# 1250 bolens hydro parts



## demo44 (Jan 6, 2010)

Hi All! First post,

Are there repair or rebuild parts for the eaton hydrostatic rearends available anywhere? I have a 1250, it still works but the seals are all leaking, parking paw seal, axle seal,etc.. I've google searched & checked locally but no luck so far! Thanks for any help with this. Tim
P.S. I would even consider having the whole rearend rebuilt if someone could do it..i love my little tractor!


----------



## chrpmaster (May 5, 2004)

First of all welcome to the Tractor Forum!
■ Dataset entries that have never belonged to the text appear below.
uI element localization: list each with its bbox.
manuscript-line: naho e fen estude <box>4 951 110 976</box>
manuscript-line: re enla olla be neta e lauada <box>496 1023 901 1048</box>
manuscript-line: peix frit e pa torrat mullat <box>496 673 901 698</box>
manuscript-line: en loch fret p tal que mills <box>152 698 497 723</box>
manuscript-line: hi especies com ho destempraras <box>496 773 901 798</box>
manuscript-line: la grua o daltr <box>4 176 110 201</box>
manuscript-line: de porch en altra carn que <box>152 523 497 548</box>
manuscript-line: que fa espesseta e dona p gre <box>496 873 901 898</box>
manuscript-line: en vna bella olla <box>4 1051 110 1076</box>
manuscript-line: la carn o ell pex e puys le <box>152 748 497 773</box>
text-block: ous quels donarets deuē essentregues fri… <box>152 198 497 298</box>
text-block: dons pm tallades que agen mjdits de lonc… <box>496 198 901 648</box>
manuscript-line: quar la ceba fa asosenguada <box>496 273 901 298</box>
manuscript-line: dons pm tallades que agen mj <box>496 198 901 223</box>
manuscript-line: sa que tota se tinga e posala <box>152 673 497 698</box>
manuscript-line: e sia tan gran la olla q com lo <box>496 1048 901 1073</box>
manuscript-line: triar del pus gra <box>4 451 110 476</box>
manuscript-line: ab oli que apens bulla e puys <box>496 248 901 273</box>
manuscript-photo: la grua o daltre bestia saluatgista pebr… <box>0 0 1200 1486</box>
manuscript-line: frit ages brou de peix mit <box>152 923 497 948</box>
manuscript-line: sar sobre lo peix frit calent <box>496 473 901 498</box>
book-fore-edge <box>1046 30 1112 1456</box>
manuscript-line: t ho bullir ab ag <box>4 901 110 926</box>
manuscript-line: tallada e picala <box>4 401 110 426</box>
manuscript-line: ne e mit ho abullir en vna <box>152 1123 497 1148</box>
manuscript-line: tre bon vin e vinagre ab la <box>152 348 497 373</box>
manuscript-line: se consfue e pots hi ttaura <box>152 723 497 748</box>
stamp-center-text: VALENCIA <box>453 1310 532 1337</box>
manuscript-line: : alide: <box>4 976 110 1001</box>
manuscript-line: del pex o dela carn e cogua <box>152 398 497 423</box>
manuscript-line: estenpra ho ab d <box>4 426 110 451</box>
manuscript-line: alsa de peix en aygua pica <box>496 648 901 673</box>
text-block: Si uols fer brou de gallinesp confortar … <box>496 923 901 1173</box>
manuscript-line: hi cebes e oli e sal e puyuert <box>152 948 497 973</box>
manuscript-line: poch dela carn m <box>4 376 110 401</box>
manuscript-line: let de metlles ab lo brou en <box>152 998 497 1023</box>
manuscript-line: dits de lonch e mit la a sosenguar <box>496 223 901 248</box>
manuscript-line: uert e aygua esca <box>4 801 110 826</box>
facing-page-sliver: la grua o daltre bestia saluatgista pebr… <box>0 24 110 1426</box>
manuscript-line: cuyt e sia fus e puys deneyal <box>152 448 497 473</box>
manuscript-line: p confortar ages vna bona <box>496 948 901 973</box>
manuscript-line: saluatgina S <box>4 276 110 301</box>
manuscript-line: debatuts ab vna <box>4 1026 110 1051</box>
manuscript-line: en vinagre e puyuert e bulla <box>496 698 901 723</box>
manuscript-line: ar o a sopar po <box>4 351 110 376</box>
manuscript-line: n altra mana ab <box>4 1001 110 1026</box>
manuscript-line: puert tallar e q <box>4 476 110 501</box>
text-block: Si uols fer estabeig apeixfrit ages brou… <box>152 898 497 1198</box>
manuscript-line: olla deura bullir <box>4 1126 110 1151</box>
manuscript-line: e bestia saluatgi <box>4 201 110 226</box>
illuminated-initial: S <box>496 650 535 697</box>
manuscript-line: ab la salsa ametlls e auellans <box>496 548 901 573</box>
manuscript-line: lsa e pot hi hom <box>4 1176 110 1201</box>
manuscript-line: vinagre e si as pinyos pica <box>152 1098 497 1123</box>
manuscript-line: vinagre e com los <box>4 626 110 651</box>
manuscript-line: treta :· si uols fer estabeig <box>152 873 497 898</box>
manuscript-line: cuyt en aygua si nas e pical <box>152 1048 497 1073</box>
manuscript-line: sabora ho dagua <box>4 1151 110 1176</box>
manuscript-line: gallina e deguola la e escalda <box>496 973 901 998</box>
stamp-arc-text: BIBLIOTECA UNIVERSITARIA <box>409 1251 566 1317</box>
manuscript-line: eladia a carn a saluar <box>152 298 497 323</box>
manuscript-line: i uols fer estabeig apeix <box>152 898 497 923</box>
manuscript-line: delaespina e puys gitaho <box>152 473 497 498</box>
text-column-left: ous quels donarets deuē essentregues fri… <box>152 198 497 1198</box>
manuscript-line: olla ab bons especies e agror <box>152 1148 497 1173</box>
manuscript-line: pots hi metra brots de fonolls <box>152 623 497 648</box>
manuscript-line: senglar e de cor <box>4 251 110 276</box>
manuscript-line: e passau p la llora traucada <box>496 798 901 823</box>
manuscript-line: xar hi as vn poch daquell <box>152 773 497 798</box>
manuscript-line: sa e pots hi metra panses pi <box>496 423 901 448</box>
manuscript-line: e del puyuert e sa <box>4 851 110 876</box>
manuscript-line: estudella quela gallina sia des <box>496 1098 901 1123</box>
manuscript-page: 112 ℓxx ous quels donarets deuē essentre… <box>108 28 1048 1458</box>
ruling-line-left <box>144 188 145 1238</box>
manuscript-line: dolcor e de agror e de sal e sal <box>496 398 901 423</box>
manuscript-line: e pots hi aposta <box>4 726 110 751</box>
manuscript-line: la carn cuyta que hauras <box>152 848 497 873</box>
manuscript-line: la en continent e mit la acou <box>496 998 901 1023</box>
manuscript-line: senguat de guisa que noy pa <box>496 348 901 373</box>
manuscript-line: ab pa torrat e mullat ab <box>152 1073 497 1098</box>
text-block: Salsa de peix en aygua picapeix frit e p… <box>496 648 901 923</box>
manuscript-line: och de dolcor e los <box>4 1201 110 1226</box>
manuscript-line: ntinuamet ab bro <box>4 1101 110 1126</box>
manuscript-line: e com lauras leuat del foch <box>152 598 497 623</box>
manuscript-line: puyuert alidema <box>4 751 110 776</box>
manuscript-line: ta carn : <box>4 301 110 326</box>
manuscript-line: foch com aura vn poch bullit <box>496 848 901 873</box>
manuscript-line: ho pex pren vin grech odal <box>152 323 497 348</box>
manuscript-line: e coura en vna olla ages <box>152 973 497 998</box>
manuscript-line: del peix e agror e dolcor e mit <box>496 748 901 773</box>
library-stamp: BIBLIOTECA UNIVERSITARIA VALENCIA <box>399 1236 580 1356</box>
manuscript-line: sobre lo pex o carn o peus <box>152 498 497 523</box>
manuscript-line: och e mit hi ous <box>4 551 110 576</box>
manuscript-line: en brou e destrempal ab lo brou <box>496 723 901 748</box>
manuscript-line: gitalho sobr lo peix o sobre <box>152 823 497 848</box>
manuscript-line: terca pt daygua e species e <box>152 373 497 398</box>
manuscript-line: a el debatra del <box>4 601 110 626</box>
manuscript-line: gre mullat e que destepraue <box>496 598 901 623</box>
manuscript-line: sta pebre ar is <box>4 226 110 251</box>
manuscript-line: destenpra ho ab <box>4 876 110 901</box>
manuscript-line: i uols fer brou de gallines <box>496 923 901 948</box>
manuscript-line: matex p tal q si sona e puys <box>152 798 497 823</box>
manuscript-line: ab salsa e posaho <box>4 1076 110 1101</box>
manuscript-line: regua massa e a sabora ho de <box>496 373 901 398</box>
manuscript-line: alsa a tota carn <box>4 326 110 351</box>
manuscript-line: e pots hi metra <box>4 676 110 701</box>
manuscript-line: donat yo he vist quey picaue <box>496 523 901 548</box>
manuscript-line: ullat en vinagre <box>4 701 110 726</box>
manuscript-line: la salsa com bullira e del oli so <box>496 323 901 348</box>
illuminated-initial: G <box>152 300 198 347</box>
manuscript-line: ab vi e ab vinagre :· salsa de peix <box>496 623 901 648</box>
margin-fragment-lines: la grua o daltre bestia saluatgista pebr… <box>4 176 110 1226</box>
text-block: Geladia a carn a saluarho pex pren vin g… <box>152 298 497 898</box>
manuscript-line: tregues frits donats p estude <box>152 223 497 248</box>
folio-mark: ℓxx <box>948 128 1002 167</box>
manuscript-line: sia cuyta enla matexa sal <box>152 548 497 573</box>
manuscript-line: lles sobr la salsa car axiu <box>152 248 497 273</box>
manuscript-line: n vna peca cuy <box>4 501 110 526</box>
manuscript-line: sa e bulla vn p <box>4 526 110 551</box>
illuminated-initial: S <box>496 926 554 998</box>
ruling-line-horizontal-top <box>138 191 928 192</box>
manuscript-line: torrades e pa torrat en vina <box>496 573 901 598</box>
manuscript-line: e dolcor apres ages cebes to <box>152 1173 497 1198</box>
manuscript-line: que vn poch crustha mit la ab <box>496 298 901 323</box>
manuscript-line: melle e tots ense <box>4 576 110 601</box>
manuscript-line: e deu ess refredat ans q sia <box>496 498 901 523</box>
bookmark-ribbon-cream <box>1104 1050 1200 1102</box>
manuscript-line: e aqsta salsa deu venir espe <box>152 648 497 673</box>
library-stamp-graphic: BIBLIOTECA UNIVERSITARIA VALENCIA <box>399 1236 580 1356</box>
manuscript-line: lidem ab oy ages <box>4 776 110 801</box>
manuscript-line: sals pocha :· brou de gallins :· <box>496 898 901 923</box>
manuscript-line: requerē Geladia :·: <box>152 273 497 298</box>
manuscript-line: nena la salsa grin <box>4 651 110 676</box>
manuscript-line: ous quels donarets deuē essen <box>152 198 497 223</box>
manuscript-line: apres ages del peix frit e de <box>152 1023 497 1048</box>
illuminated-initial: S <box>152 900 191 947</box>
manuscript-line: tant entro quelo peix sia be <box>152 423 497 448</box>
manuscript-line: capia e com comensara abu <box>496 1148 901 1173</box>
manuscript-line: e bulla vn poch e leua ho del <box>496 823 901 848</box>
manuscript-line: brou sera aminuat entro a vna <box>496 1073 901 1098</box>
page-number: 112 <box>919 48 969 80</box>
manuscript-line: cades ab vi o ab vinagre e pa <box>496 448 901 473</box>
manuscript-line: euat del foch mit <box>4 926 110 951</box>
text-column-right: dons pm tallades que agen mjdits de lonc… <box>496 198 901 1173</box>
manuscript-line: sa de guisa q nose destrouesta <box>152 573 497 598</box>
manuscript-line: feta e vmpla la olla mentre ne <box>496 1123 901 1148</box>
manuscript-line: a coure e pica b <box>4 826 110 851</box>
I'm not sure where you have looked online but two sites to look at are 

http://sonnys_bolens.tripod.com/

http://www.samsbolens.com/

I have not bought anything from either place but their websites seem to have pretty good info.


----------



## demo44 (Jan 6, 2010)

Thanks for the information. I guess I'll have to start making some phone calls. Has anyone on this forum ever had their hydros worked on somewhere???


----------



## HYDROGUARDIAN16 (Feb 14, 2007)

If looking for parts, try MTD. If the bolens is really old microfish (however spelled im not from that era) is the way to look up old parts. Some small engine shops mite have one.


----------



## DLF_IN (Aug 4, 2009)

Contact Don or Pete Duff at [email protected] . 
Dave


----------